My beloved dialysis nurse, Diane King, has been trying to reach me all week. We've been playing telephone tag, deluxe edition. I naturally assumed she was calling to congratulate me on my recent lab results. My potassium levels were deemed "Very Good," and I received the coveted gold star for my outstanding phosphorus report!
If only that was the news Diane had called to discuss.
"I just wanted to let you know that I'm leaving DaVita," she announced, in her ever-cheerful lilt.

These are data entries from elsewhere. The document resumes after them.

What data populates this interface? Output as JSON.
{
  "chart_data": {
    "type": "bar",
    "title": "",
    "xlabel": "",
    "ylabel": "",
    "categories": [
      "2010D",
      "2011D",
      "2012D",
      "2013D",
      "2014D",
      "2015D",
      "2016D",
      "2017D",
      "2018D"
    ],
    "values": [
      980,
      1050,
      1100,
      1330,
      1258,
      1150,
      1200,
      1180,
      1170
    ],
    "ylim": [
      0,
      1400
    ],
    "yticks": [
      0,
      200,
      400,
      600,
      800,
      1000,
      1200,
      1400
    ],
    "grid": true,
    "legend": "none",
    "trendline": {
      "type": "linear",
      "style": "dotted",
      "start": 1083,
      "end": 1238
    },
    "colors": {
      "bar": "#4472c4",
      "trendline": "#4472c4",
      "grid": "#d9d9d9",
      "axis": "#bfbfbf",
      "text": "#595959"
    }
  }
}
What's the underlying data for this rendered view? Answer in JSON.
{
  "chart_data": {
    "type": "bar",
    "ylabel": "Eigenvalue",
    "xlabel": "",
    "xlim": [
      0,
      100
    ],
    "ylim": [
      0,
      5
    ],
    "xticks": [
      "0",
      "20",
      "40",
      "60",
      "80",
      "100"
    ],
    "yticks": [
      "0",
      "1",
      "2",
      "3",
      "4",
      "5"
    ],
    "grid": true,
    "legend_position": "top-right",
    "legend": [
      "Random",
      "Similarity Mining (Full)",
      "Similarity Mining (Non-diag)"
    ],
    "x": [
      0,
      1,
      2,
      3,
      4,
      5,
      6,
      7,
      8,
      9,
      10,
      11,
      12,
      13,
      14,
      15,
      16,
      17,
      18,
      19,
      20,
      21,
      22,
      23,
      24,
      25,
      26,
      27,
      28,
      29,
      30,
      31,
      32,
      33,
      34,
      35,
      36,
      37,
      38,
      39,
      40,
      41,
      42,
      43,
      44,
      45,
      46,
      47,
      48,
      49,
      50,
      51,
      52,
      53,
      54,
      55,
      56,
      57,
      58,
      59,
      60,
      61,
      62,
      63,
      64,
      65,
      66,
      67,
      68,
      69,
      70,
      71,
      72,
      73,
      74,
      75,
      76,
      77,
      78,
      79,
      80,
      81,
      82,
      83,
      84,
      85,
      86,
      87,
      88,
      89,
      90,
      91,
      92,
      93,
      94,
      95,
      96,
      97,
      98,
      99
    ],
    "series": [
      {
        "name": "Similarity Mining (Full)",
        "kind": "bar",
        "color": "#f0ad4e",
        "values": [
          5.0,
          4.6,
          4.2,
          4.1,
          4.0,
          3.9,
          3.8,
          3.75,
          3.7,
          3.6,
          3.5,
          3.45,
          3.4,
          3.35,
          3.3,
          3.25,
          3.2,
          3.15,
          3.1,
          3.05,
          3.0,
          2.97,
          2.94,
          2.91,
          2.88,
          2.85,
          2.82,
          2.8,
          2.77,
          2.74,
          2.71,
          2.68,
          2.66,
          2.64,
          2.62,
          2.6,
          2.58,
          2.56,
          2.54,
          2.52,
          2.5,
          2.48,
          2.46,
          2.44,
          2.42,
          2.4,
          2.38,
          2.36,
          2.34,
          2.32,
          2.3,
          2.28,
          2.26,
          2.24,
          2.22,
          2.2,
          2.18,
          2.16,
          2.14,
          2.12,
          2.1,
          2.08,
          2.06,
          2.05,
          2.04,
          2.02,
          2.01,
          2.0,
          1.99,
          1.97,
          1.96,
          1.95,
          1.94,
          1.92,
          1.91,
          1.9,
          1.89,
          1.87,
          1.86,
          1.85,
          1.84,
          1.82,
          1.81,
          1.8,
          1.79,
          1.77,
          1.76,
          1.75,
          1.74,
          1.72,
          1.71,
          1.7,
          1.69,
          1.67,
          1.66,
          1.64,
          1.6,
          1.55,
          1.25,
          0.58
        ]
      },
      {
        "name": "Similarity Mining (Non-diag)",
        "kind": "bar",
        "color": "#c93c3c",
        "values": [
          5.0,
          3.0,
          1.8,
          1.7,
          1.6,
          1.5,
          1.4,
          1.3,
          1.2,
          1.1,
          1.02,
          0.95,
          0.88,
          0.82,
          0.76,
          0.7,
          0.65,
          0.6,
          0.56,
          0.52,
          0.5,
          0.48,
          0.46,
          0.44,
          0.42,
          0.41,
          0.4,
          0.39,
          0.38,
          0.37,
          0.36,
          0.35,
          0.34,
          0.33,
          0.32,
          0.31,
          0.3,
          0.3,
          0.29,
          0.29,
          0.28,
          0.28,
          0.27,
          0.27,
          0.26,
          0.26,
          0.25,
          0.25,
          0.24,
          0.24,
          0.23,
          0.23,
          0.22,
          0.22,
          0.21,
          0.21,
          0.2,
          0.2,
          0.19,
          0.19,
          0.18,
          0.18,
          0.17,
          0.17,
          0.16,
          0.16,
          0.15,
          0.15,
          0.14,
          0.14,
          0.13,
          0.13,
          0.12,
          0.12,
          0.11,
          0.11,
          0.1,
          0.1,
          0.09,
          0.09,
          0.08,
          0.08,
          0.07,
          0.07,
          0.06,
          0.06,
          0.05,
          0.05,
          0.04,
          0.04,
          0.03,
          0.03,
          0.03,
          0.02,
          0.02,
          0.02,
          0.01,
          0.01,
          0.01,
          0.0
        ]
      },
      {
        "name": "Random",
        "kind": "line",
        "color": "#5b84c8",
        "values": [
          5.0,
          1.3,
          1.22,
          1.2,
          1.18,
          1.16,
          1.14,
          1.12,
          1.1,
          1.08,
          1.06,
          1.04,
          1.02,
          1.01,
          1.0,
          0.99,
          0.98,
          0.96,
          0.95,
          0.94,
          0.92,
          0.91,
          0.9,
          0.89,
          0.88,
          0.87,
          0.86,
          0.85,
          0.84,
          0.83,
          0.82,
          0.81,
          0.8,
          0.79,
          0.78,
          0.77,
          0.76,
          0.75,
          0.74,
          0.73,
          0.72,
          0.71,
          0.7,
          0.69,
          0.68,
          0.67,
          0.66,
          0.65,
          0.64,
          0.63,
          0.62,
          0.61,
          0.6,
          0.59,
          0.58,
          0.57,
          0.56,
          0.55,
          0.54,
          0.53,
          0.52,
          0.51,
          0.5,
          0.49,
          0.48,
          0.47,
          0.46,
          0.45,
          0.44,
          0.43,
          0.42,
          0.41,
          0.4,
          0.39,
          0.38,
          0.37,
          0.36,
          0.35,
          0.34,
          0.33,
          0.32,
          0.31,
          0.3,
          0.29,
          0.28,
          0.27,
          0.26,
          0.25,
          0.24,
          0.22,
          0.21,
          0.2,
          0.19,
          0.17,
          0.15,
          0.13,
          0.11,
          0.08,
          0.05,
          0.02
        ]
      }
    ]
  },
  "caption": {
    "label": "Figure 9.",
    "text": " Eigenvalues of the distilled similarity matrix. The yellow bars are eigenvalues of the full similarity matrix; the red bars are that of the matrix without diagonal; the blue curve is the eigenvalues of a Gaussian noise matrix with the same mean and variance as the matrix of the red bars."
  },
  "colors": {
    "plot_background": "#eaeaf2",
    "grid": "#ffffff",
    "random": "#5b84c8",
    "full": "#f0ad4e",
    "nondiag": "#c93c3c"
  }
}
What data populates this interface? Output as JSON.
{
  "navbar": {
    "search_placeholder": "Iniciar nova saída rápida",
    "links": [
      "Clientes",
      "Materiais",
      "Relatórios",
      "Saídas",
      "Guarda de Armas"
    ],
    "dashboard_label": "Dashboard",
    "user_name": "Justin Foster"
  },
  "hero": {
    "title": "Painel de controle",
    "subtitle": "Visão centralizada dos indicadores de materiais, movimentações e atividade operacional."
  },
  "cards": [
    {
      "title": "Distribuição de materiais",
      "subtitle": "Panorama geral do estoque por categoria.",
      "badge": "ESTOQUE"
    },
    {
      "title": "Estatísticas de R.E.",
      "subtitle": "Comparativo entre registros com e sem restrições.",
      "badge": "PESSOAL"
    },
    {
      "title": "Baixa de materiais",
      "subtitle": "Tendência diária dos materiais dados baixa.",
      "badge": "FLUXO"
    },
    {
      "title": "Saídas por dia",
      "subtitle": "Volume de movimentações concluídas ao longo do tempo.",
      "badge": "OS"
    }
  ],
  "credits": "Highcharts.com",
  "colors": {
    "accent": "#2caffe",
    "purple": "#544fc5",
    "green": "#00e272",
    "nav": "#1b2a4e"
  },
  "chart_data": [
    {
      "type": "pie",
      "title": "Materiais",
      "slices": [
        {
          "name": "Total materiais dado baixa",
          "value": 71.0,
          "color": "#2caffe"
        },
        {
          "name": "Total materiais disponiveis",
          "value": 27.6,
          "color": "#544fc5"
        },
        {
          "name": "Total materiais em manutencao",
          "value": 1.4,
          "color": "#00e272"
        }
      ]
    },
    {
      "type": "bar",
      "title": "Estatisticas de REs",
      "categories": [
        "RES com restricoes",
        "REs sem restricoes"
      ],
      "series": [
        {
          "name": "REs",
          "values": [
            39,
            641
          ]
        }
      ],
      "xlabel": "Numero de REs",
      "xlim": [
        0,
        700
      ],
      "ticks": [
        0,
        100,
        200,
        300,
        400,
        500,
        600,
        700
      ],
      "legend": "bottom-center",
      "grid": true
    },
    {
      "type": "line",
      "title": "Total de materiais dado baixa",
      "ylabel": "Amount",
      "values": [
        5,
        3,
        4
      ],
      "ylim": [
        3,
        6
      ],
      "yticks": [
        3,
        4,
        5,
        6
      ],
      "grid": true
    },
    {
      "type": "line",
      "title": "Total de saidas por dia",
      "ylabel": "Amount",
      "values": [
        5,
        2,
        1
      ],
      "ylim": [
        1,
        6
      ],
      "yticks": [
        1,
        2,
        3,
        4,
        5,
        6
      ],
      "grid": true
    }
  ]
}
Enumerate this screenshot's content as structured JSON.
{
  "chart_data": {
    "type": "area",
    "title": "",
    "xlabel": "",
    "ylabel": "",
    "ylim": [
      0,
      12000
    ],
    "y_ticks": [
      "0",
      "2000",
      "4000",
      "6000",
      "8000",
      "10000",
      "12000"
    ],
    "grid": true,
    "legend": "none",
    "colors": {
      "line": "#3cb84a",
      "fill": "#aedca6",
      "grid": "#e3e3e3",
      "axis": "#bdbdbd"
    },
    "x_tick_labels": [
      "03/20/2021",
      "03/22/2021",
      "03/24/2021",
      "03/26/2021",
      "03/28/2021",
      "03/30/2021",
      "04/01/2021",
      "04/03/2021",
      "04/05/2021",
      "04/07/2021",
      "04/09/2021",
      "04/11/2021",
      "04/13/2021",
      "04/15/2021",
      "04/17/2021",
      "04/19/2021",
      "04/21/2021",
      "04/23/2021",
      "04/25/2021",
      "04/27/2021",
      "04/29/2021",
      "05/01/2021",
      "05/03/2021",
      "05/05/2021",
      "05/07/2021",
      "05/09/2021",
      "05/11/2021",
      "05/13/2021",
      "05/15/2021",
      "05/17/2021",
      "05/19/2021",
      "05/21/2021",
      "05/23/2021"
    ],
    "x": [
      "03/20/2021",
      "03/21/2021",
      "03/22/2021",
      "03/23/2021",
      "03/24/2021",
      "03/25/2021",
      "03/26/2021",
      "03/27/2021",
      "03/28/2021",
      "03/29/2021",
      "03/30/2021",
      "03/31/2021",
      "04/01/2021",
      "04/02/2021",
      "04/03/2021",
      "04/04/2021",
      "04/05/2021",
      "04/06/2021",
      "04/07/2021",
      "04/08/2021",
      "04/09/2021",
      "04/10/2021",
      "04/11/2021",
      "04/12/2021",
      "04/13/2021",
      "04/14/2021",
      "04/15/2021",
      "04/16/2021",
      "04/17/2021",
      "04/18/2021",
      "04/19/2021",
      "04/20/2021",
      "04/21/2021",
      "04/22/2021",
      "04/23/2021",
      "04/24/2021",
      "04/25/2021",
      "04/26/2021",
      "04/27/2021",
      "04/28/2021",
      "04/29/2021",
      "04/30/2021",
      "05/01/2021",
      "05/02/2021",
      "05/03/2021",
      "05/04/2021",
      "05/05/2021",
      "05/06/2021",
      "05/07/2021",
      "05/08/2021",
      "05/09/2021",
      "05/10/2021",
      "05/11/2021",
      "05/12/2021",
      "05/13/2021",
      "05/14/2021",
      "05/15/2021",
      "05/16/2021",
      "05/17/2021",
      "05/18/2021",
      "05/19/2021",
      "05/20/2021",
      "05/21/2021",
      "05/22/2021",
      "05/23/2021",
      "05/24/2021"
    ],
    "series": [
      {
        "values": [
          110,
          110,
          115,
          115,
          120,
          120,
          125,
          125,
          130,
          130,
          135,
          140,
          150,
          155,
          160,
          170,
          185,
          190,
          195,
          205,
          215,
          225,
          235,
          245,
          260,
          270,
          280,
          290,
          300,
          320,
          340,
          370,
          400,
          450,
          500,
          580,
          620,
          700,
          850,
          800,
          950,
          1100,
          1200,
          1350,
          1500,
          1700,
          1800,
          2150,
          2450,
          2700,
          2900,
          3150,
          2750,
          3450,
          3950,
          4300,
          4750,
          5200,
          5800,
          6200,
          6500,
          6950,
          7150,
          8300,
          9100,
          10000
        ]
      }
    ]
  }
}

Clearly I was not hearing the words I was hearing. My own personal AWWOE (Angel Who Walks On Earth), the woman who literally took me by the hand and taught me how to dialyze myself, who came to my home to prepare me for the process – who has drawn my blood and analyzed my urine, for goodness sakes (and there aren't many ways you can get more personal than that!) – my lifesaver woman is announcing that she's leaving me – uh, leaving town?
Say it ain't so, Lady Di!
Her husband, a minister, is semi-retired, which allows the couple some geographic flexibility. Diane has found a job with a home Peritoneal Dialysis (PD) firm in Modesto, Calif., where she can be nearer to their son, who's also a minister, and her baby granddaughter. Awwww. How can anybody be upset about that?
Suddenly (so as to date myself), my mind cues up the lyrics of To Sir, With Love. "A friend who taught me right from wrong, and weak from strong/That's a lot to learn....." Although I guess in this version, I would be playing the part of handsome young Sidney Poitier and Diane would be warbling as Lulu. She's a lulu, all right.
Diane tells me her position as my primary dialysis nurse will be taken by some German woman. I tell her I will try to keep an open mind and not be frightened.
"The hardest thing is going to be leaving all my patients," Diane says.
No, Diane. The hardest thing will be us patients going on without you. Godspeed.